Manifestement, le fait qu’un membre de sa propre famille soit la cause de sa détresse l’affectait tout particulièrement.

— Tu sais, elle a neuf ans et, comme tu l’as vu toi-même, une glace, et ça va déjà un peu mieux, rappela Karen pour le consoler. L’incident sera vite oublié.

— Peut-être, mais je crois que Selena a dit une chose dont on devrait discuter… Parce que là on pourrait faire quelque chose.

— Pourquoi est-ce que ce serait à nous de corriger quelque chose que Selena a dit sous le coup de la colère ?

— Simplement parce que c’est possible.
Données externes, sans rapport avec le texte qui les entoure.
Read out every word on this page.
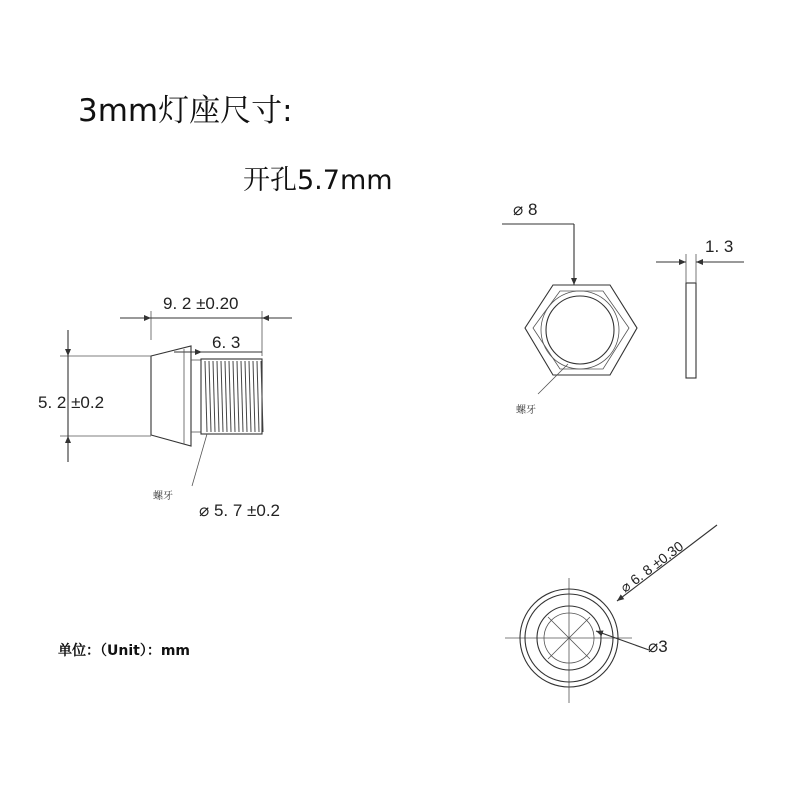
3mm灯座尺寸:
开孔5.7mm
9. 2 ±0.20
6. 3
5. 2 ±0.2
螺牙
⌀ 5. 7 ±0.2
⌀ 8
螺牙
1. 3
⌀ 6. 8 ±0.30
⌀3
单位：（Unit）：mm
Tu sais, elle a dit que Daisy n’était pas vraiment sa cousine et que je n’étais pas son vrai père… On avait déjà parlé de l’éventualité que j’adopte les enfants, mais sans prendre de décision. Peut-être qu’il serait temps de le faire.
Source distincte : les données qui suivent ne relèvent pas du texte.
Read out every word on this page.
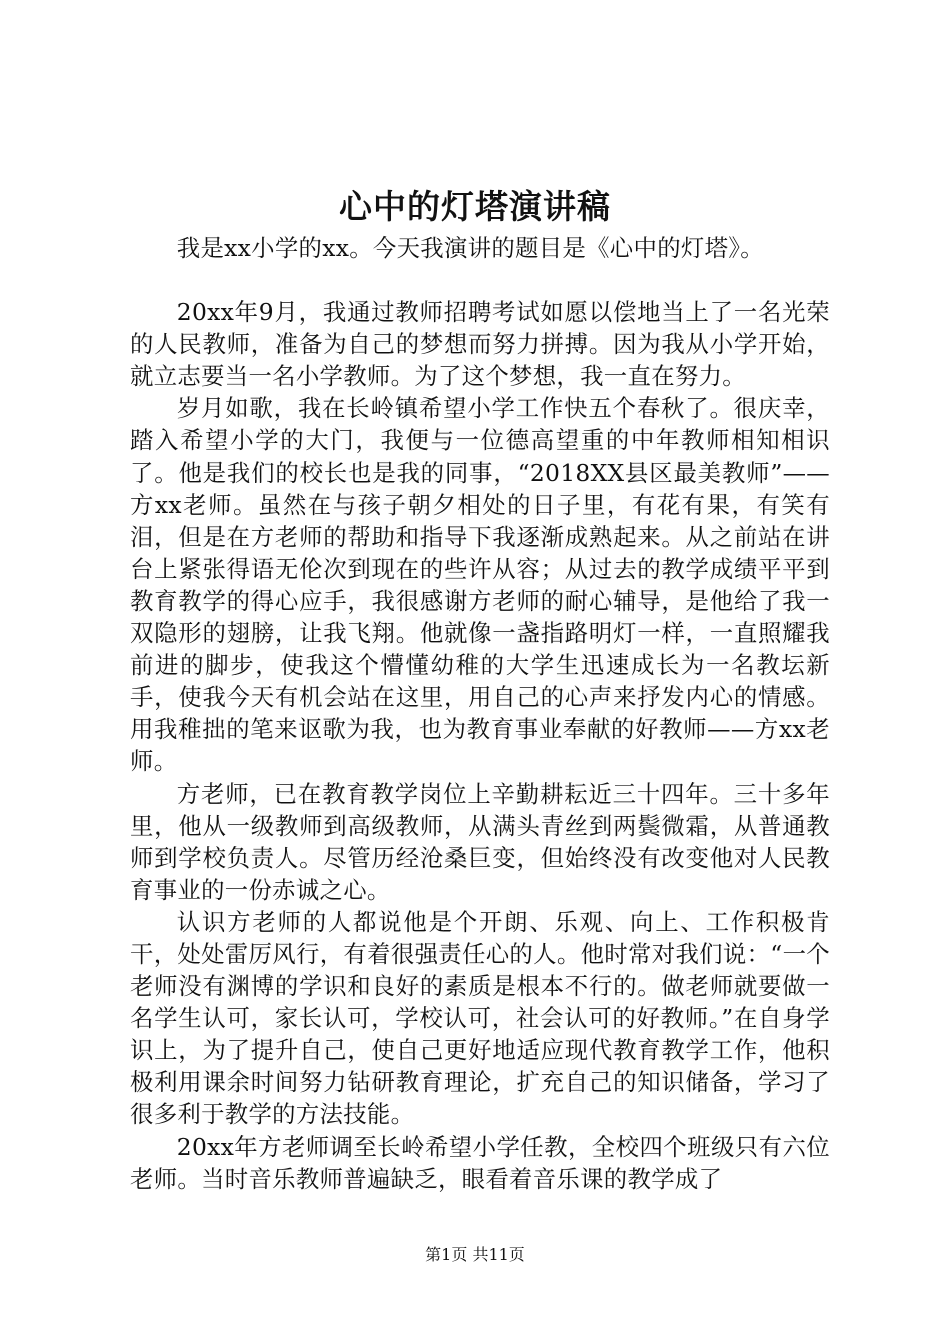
心中的灯塔演讲稿

我是xx小学的xx。今天我演讲的题目是《心中的灯塔》。

20xx年9月，我通过教师招聘考试如愿以偿地当上了一名光荣的人民教师，准备为自己的梦想而努力拼搏。因为我从小学开始，就立志要当一名小学教师。为了这个梦想，我一直在努力。

岁月如歌，我在长岭镇希望小学工作快五个春秋了。很庆幸，踏入希望小学的大门，我便与一位德高望重的中年教师相知相识了。他是我们的校长也是我的同事，“2018XX县区最美教师”——方xx老师。虽然在与孩子朝夕相处的日子里，有花有果，有笑有泪，但是在方老师的帮助和指导下我逐渐成熟起来。从之前站在讲台上紧张得语无伦次到现在的些许从容；从过去的教学成绩平平到教育教学的得心应手，我很感谢方老师的耐心辅导，是他给了我一双隐形的翅膀，让我飞翔。他就像一盏指路明灯一样，一直照耀我前进的脚步，使我这个懵懂幼稚的大学生迅速成长为一名教坛新手，使我今天有机会站在这里，用自己的心声来抒发内心的情感。用我稚拙的笔来讴歌为我，也为教育事业奉献的好教师——方xx老师。

方老师，已在教育教学岗位上辛勤耕耘近三十四年。三十多年里，他从一级教师到高级教师，从满头青丝到两鬓微霜，从普通教师到学校负责人。尽管历经沧桑巨变，但始终没有改变他对人民教育事业的一份赤诚之心。

认识方老师的人都说他是个开朗、乐观、向上、工作积极肯干，处处雷厉风行，有着很强责任心的人。他时常对我们说：“一个老师没有渊博的学识和良好的素质是根本不行的。做老师就要做一名学生认可，家长认可，学校认可，社会认可的好教师。”在自身学识上，为了提升自己，使自己更好地适应现代教育教学工作，他积极利用课余时间努力钻研教育理论，扩充自己的知识储备，学习了很多利于教学的方法技能。

20xx年方老师调至长岭希望小学任教，全校四个班级只有六位老师。当时音乐教师普遍缺乏，眼看着音乐课的教学成了

第1页 共11页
Karen hocha la tête distraitement. Ce n’était pas la première fois qu’Eliott abordait le sujet et elle l’avait toujours esquivé, sans trop savoir pourquoi. Peut-être faudrait-il effectivement en discuter. Mais, pour le moment, elle se sentait incapable de se concentrer sur un problème important.

— On en reparlera plus tard, mais pas ce soir, dit-elle. Il faut que j’aille voir comment va Daisy.

Eliott lâcha un soupir exaspéré, dont elle ne tint pas compte. Ce soir, Daisy passait en priorité. La petite souffrait certainement encore de ce qui s’était passé. Au moins, pour une fois, Eliott ne s’était pas empressé de prendre la défense de sa nièce. D’ordinaire, dès que sa famille était concernée, il portait des œillères. Or, il était arrivé qu’Adelia, ses sœurs ou même sa mère se montrent largement aussi désagréables avec elle que Selena avec sa fille, même si, heureusement, c’était de l’histoire ancienne.

Elle se leva pour rejoindre Daisy et se pencha sur Eliott pour l’embrasser en disant :

— Merci de t’être aussi gentiment occupé d’elle.

— Je n’ai fait que mon boulot.

Elle trouva sa fille enfouie sous les couvertures. La robe, cause de l’incident, gisait en tas sur le sol.

— Tu aurais dû la suspendre, dit-elle sur un ton léger tout en la ramassant pour l’accrocher à un cintre.

— Pourquoi ? Je ne la remettrai jamais et je ne veux plus jamais la voir. Tu n’as qu’à la rendre à cette idiote de Selena ou la mettre à la poubelle. Et je te préviens, je ne veux plus aller chez mamie après l’école si cette saleté y est.

Accablée par la colère sourde qui perçait dans la voix de Daisy, Karen s’assit en soupirant au bord du lit. La robe toujours dans les bras, elle chercha le regard de sa fille.

— On discutera une autre fois du lieu où tu iras après l’école. Maintenant, j’aimerais mieux qu’on parle de ce qui s’est passé ce soir. Peut-être que je peux t’aider à comprendre.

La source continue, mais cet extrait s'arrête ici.